For many people in New York, marriage can seem like it will last forever, which is why so many people take a financial hit when one spouse suddenly presents them with divorce papers. That is why it is so important to set up the proper financial protection in case of divorce. Read on to learn some of the most effective of these precautionary moves.
One of the best things you can do to avoid financial issues after a divorce is to protect yourself before the marriage even begins. Having your spouse sign a prenup before you’re legally married by the courts will provide you with a strong layer of protection. This is especially important if you have the following assets in your name:
- Personal business
- Real estate properties
Once divorce papers have presented themselves, it is important to obtain certain financial documents quickly. The first documents you should obtain include your credit score and current bank statements.
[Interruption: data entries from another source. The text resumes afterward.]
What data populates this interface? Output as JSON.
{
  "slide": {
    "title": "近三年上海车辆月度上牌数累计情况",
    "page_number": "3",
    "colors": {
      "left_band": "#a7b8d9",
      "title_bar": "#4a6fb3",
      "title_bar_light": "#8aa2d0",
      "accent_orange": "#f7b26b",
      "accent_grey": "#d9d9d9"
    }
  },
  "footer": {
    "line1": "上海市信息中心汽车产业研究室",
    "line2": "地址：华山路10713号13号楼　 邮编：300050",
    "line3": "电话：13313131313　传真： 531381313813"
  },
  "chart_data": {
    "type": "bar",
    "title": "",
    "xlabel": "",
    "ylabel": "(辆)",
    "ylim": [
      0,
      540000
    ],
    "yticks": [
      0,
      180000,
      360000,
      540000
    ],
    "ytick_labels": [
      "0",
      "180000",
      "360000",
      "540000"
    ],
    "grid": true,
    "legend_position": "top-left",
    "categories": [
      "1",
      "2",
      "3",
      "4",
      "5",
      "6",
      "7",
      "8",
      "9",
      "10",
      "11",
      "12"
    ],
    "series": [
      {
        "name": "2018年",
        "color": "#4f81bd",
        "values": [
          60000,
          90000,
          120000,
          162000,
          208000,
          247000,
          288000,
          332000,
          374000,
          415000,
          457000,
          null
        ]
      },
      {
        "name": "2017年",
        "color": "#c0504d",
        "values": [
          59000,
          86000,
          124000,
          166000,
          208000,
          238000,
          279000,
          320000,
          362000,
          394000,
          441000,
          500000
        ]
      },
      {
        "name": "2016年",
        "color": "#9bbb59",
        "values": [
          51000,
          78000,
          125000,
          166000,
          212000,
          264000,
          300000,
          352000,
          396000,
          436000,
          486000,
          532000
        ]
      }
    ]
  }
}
Unfortunately, some spouses will purge joint bank accounts and attempt to leave with most of the accumulated funds. You may use this information in court to prove improper management of funds and thus potentially receive compensation.
Get rid of debt quickly
The fact of the matter is that credit card companies and anyone else you owe money to don’t care about your divorce. Unfortunately, some will find themselves in greater debt if one spouse begins to use the joint credit cards during the divorce. Because the accounts are open, it may be entirely legal for them to behave this way. It is wise to pay any debts off as soon as possible and close the accounts.
Although you can take certain precautions to protect yourself financially, it is still important to obtain an attorney’s services. They may be able to provide you with additional recommendations for how you can protect your finances.